Ronald Bailey looks at the data and concludes that having children doesn’t make us happy:
“Economists have modeled the impact of many variables on people’s overall happiness and have consistently found that children have only a small impact. A small negative impact,” reports Harvard psychologist and happiness researcher Daniel Gilbert. In addition, the more children a person has the less happy they are. According to Gilbert, researchers have found that people derive more satisfaction from eating, exercising, shopping, napping, or watching television than taking care of their kids. “Indeed, looking after the kids appears to be only slightly more pleasant than doing housework,” asserts Gilbert in his bestselling, Stumbling on Happiness (2006).
Of course, that’s not what most parents say when asked. For instance, in a 2007 Pew Research Center survey people insisted that their relationships with their little darlings are of the greatest importance to their personal happiness and fulfillment. However, the same survey also found “by a margin of nearly three-to-one, Americans say that the main purpose of marriage is the ‘mutual happiness and fulfillment’ of adults rather than the ‘bearing and raising of children.’”
Bailey goes on to reconcile this contradiction by asserting that people with kids only say their kids are so important because that’s what they’re expected to say. If they could be honest (or at least a little self-aware), they’d realize that kids are a big pain in the ass.

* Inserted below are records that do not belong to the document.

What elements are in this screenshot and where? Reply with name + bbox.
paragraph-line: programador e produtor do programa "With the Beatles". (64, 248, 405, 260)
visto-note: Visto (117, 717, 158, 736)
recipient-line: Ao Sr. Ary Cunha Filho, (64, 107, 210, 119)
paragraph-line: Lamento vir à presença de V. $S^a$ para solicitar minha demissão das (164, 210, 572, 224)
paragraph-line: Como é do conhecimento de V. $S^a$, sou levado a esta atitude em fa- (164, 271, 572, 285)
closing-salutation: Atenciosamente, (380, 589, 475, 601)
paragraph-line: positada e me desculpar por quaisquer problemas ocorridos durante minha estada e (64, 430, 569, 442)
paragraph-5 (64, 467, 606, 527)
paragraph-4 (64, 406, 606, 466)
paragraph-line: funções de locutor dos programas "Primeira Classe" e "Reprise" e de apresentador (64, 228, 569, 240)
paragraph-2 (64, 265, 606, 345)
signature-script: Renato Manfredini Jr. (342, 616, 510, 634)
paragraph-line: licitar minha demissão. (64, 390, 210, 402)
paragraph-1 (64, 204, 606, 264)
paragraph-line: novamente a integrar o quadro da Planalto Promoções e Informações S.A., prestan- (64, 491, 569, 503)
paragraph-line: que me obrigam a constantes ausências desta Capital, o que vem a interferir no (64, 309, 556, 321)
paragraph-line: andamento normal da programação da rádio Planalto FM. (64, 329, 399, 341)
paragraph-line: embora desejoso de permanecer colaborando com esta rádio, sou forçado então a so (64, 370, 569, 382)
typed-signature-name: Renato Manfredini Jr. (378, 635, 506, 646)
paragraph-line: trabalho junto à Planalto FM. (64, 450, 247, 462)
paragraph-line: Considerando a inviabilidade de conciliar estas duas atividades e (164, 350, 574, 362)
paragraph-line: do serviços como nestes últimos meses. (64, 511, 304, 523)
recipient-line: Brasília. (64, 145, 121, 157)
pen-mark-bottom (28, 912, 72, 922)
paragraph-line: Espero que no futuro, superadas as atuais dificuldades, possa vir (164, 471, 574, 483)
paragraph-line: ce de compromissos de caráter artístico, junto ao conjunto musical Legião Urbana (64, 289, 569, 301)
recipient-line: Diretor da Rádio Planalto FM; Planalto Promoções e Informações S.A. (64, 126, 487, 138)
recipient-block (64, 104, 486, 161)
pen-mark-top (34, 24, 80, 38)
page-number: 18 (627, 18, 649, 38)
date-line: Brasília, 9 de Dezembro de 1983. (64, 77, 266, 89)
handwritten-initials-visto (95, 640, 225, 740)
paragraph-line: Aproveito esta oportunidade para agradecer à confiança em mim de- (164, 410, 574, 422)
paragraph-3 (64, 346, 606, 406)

Color me skeptical. Sure, it would be nice if we could skip the whole kids phase and go straight to having grandkids. And I’d like a puppy that tasted like chocolate. But I think that the supposed disconnect between kids and happiness – the reason people say they would rather clean the dishes than change a diaper – has more to do with the way we measure “happiness” than with the actual happiness generated by having kids. The fact of the matter is that it’s much easier to quantify pleasure on a moment-by-moment basis that it is to quantify something as intangible as “meaning” or “love”. But just because we can’t measure something doesn’t mean it isn’t important. I actually think one of Bailey’s commenters nailed the issue:
I am guessing that if you surveyed marathon runners at various intervals during the race, they’d complain about how miserable they are. Upon crossing the finish line, they would talk about the overall achievement and how wonderful it was. Same with raising kids.